建築設備士として4年以上の実務経験を積めば一級建築士も受験できるため、建築設備士から一級建築士を目指しやすくなっています。

保有資格による受験資格

点検

建築設備士の保有資格による受験資格をご紹介します。

最終学歴 必要な実務経験
一級建築士 2年以上
1級電気工事施工管理技士 2年以上
1級管工事施工管理技士 2年以上
電気主任技術者(一種二種三種) 2年以上
空気調和・衛生工学会設備士 2年以上
無資格 9年以上

ちなみに、実務経験として認められる業務内容は、

  • 建設会社、設備工事会社、設計事務所、メンテナンス会社などで建築設備や工事監理、施工管理、積算、維持管理(修繕、保全)
  • 官公庁での建築設備の営繕
  • 大学院、研究所などでの建築設備の研究
  • 大学や工業高校などでの建築設備の教育や研究
  • 設備機器メーカーなどでの建築設備システムの設計

などです。

参考:公益財団法人建築技術教育普及センター「平成31年建築設備士試験の案内」

建築設備士の試験内容からみる難易度

ペン

建築設備士の試験内容から難易度を分析してみました。

試験は一次試験(学科試験)二次試験(設計製図試験)があります。

 

建築設備のジャンルでは一級建築士試験よりも難しい問題がでるため、難易度は高いです。

 

学科試験と設計製図試験の難易度を見ていきましょう。

一次試験(学科)の難易度

マークシート

一次試験(学科)の内容をご紹介します。

科目 試験時間 問題数 合格基準
建築一般知識 建築法規と合わせて3時間 30問 12点
建築法規 建築一般知識と合わせて3時間 20問 10点
建築設備 3時間 50問 25点

ちなみに、3科目の総得点で60点以上が必要です。

一次試験はマークシート方式で5択問題です。

 

なお、一次試験本番では法令集を持込むことができます。

一次試験では建築設備の出題が多いので、建築設備の記載が多い「建築設備関係法令集」を購入して持ち込むと良いでしょう。

 

法令集にはインデックス(目次)をつけておくと試験本番でどこに何が書いてあるかわかるようにしておきましょう。
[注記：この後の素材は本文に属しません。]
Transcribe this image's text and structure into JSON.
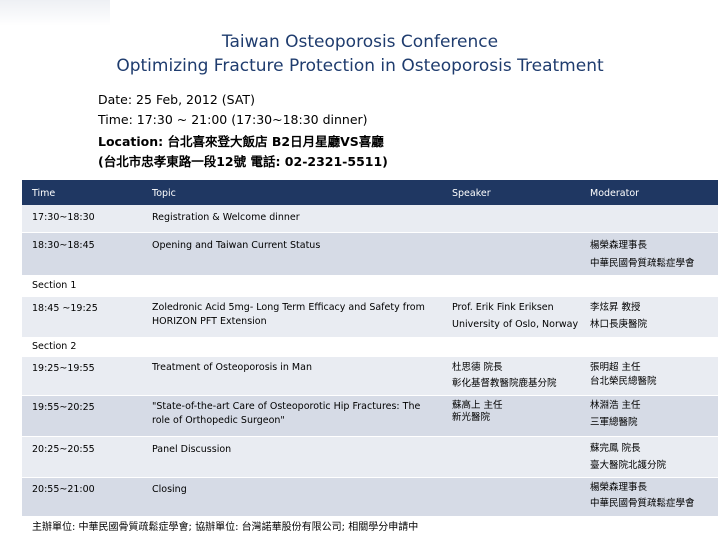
{
  "title_line1": "Taiwan Osteoporosis Conference",
  "title_line2": "Optimizing Fracture  Protection in Osteoporosis Treatment",
  "date": "Date: 25 Feb, 2012 (SAT)",
  "time": "Time: 17:30 ~ 21:00 (17:30~18:30 dinner)",
  "location": "Location:  台北喜來登大飯店 B2日月星廳VS喜廳",
  "address": "(台北市忠孝東路一段12號 電話: 02-2321-5511)",
  "table": {
    "headers": {
      "time": "Time",
      "topic": "Topic",
      "speaker": "Speaker",
      "moderator": "Moderator"
    },
    "rows": [
      {
        "time": "17:30~18:30",
        "topic": "Registration & Welcome dinner",
        "speaker": "",
        "moderator": "",
        "moderator2": ""
      },
      {
        "time": "18:30~18:45",
        "topic": "Opening  and Taiwan Current Status",
        "speaker": "",
        "moderator": "楊榮森理事長",
        "moderator2": "中華民國骨質疏鬆症學會"
      },
      {
        "section": "Section 1"
      },
      {
        "time": "18:45 ~19:25",
        "topic": "Zoledronic Acid 5mg- Long Term Efficacy and Safety from HORIZON PFT Extension",
        "speaker": "Prof. Erik Fink Eriksen",
        "speaker2": "University of Oslo, Norway",
        "moderator": "李炫昇 教授",
        "moderator2": "林口長庚醫院"
      },
      {
        "section": "Section 2"
      },
      {
        "time": "19:25~19:55",
        "topic": "Treatment of Osteoporosis in Man",
        "speaker": "杜思德 院長",
        "speaker2": "彰化基督教醫院鹿基分院",
        "moderator": "張明超 主任",
        "moderator2": "台北榮民總醫院"
      },
      {
        "time": "19:55~20:25",
        "topic": "\"State-of-the-art Care of Osteoporotic Hip Fractures: The role of Orthopedic Surgeon\"",
        "speaker": "蘇高上 主任",
        "speaker2": "新光醫院",
        "moderator": "林淵浩 主任",
        "moderator2": "三軍總醫院"
      },
      {
        "time": "20:25~20:55",
        "topic": "Panel Discussion",
        "speaker": "",
        "moderator": "蘇完鳳  院長",
        "moderator2": "臺大醫院北護分院"
      },
      {
        "time": "20:55~21:00",
        "topic": "Closing",
        "speaker": "",
        "moderator": "楊榮森理事長",
        "moderator2": "中華民國骨質疏鬆症學會"
      }
    ]
  },
  "footer": "主辦單位: 中華民國骨質疏鬆症學會; 協辦單位: 台灣諾華股份有限公司; 相關學分申請中"
}
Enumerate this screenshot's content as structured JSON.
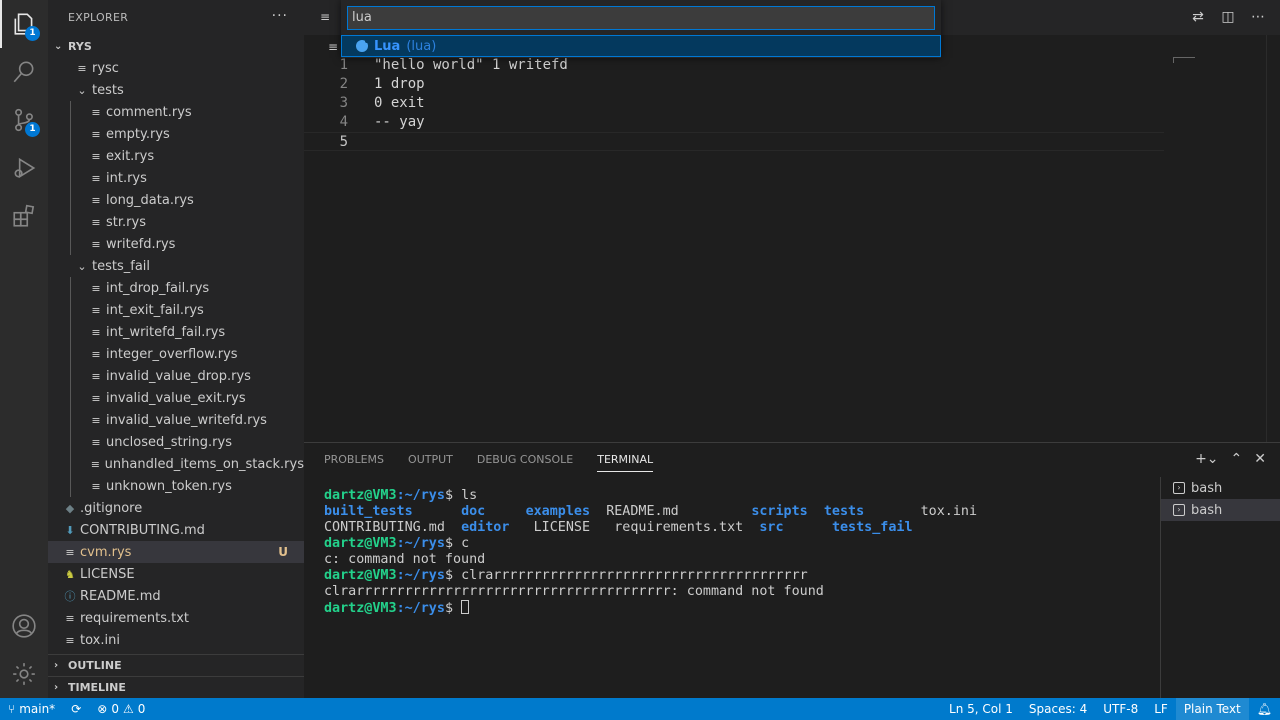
{
  "explorer": {
    "title": "EXPLORER",
    "more": "···"
  },
  "workspace": {
    "name": "RYS"
  },
  "activity": {
    "explorer_badge": "1",
    "scm_badge": "1"
  },
  "tree": [
    {
      "label": "rysc",
      "depth": 1,
      "kind": "file",
      "icon": "≡"
    },
    {
      "label": "tests",
      "depth": 1,
      "kind": "folder",
      "icon": "⌄"
    },
    {
      "label": "comment.rys",
      "depth": 2,
      "kind": "file",
      "icon": "≡"
    },
    {
      "label": "empty.rys",
      "depth": 2,
      "kind": "file",
      "icon": "≡"
    },
    {
      "label": "exit.rys",
      "depth": 2,
      "kind": "file",
      "icon": "≡"
    },
    {
      "label": "int.rys",
      "depth": 2,
      "kind": "file",
      "icon": "≡"
    },
    {
      "label": "long_data.rys",
      "depth": 2,
      "kind": "file",
      "icon": "≡"
    },
    {
      "label": "str.rys",
      "depth": 2,
      "kind": "file",
      "icon": "≡"
    },
    {
      "label": "writefd.rys",
      "depth": 2,
      "kind": "file",
      "icon": "≡"
    },
    {
      "label": "tests_fail",
      "depth": 1,
      "kind": "folder",
      "icon": "⌄"
    },
    {
      "label": "int_drop_fail.rys",
      "depth": 2,
      "kind": "file",
      "icon": "≡"
    },
    {
      "label": "int_exit_fail.rys",
      "depth": 2,
      "kind": "file",
      "icon": "≡"
    },
    {
      "label": "int_writefd_fail.rys",
      "depth": 2,
      "kind": "file",
      "icon": "≡"
    },
    {
      "label": "integer_overflow.rys",
      "depth": 2,
      "kind": "file",
      "icon": "≡"
    },
    {
      "label": "invalid_value_drop.rys",
      "depth": 2,
      "kind": "file",
      "icon": "≡"
    },
    {
      "label": "invalid_value_exit.rys",
      "depth": 2,
      "kind": "file",
      "icon": "≡"
    },
    {
      "label": "invalid_value_writefd.rys",
      "depth": 2,
      "kind": "file",
      "icon": "≡"
    },
    {
      "label": "unclosed_string.rys",
      "depth": 2,
      "kind": "file",
      "icon": "≡"
    },
    {
      "label": "unhandled_items_on_stack.rys",
      "depth": 2,
      "kind": "file",
      "icon": "≡"
    },
    {
      "label": "unknown_token.rys",
      "depth": 2,
      "kind": "file",
      "icon": "≡"
    },
    {
      "label": ".gitignore",
      "depth": 0,
      "kind": "file",
      "icon": "◆"
    },
    {
      "label": "CONTRIBUTING.md",
      "depth": 0,
      "kind": "file",
      "icon": "⬇"
    },
    {
      "label": "cvm.rys",
      "depth": 0,
      "kind": "file",
      "icon": "≡",
      "selected": true,
      "badge": "U"
    },
    {
      "label": "LICENSE",
      "depth": 0,
      "kind": "file",
      "icon": "♞"
    },
    {
      "label": "README.md",
      "depth": 0,
      "kind": "file",
      "icon": "ⓘ"
    },
    {
      "label": "requirements.txt",
      "depth": 0,
      "kind": "file",
      "icon": "≡"
    },
    {
      "label": "tox.ini",
      "depth": 0,
      "kind": "file",
      "icon": "≡"
    }
  ],
  "sections": {
    "outline": "OUTLINE",
    "timeline": "TIMELINE"
  },
  "quickpick": {
    "value": "lua",
    "items": [
      {
        "label": "Lua",
        "description": "(lua)"
      }
    ]
  },
  "code": {
    "lines": [
      {
        "num": "1",
        "text": "\"hello world\" 1 writefd"
      },
      {
        "num": "2",
        "text": "1 drop"
      },
      {
        "num": "3",
        "text": "0 exit"
      },
      {
        "num": "4",
        "text": "-- yay"
      },
      {
        "num": "5",
        "text": ""
      }
    ]
  },
  "panel": {
    "tabs": [
      "PROBLEMS",
      "OUTPUT",
      "DEBUG CONSOLE",
      "TERMINAL"
    ],
    "active_tab": "TERMINAL",
    "terminals": [
      "bash",
      "bash"
    ]
  },
  "terminal": {
    "prompt_user": "dartz@VM3",
    "prompt_path": ":~/rys",
    "prompt_end": "$ ",
    "cmd1": "ls",
    "ls_row1": [
      "built_tests",
      "doc",
      "examples",
      "README.md",
      "scripts",
      "tests",
      "tox.ini"
    ],
    "ls_row2": [
      "CONTRIBUTING.md",
      "editor",
      "LICENSE",
      "requirements.txt",
      "src",
      "tests_fail"
    ],
    "cmd2": "c",
    "out2": "c: command not found",
    "cmd3": "clrarrrrrrrrrrrrrrrrrrrrrrrrrrrrrrrrrrrrrrr",
    "out3": "clrarrrrrrrrrrrrrrrrrrrrrrrrrrrrrrrrrrrrrrr: command not found"
  },
  "status": {
    "branch": "main*",
    "errors": "0",
    "warnings": "0",
    "position": "Ln 5, Col 1",
    "spaces": "Spaces: 4",
    "encoding": "UTF-8",
    "eol": "LF",
    "language": "Plain Text"
  },
  "colors": {
    "accent": "#007acc",
    "untracked": "#e2c08d",
    "term_green": "#23d18b",
    "term_blue": "#3b8eea"
  }
}
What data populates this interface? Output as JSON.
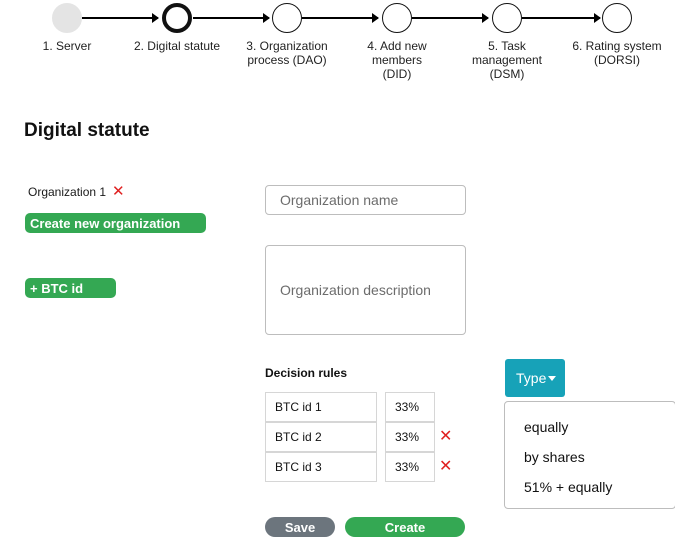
{
  "stepper": {
    "steps": [
      {
        "label": "1. Server",
        "state": "done"
      },
      {
        "label": "2. Digital statute",
        "state": "active"
      },
      {
        "label": "3. Organization\nprocess (DAO)",
        "state": "pending"
      },
      {
        "label": "4. Add new\nmembers\n(DID)",
        "state": "pending"
      },
      {
        "label": "5. Task\nmanagement\n(DSM)",
        "state": "pending"
      },
      {
        "label": "6. Rating system\n(DORSI)",
        "state": "pending"
      }
    ]
  },
  "page": {
    "title": "Digital statute"
  },
  "sidebar": {
    "organization": "Organization 1",
    "remove_icon": "close-icon",
    "create_org_label": "Create new organization",
    "add_btc_label": "+ BTC id"
  },
  "form": {
    "name_placeholder": "Organization name",
    "description_placeholder": "Organization description"
  },
  "decision_rules": {
    "label": "Decision rules",
    "rows": [
      {
        "id": "BTC id 1",
        "share": "33%",
        "removable": false
      },
      {
        "id": "BTC id 2",
        "share": "33%",
        "removable": true
      },
      {
        "id": "BTC id 3",
        "share": "33%",
        "removable": true
      }
    ]
  },
  "type_dropdown": {
    "label": "Type",
    "options": [
      "equally",
      "by shares",
      "51% + equally"
    ]
  },
  "actions": {
    "save_label": "Save",
    "create_label": "Create"
  },
  "colors": {
    "green": "#34a853",
    "teal": "#17a2b8",
    "gray": "#6c757d",
    "red": "#e02020"
  }
}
※ただし、法令集にあからさまに書き込みするのはNGです。

本をもつ男性

建築一般知識の科目では、

  • 環境工学
  • 建築計画
  • 構造力学
  • 施工計画

などが出題されます。

 

特に環境工学は専門的な問題が出題されるため難易度が高いです。

 

後述しますが、二次試験(設計製図)よりも一次試験(学科)の方が合格率が低いため、一次試験の難易度は高いです。

ですが、きちんと勉強すれば合格できる試験です。

 

学科試験に合格すると、翌年だけ学科試験が免除されます。

二次試験(設計製図)の難易度

図面

一次試験(学科)に合格すると二次試験(設計製図)を受けられます。

 

二次試験の内容は、

  1. 建築設備基本計画
  2. 建築設備基本設計製図

の2科目で、試験時間は5時間半です。

 

①建築設備基本計画は文章を主体にした問題です。

 

②建築設備基本設計製図は作図や計算の問題で、建築物の条件に対して設備の内容を書きます。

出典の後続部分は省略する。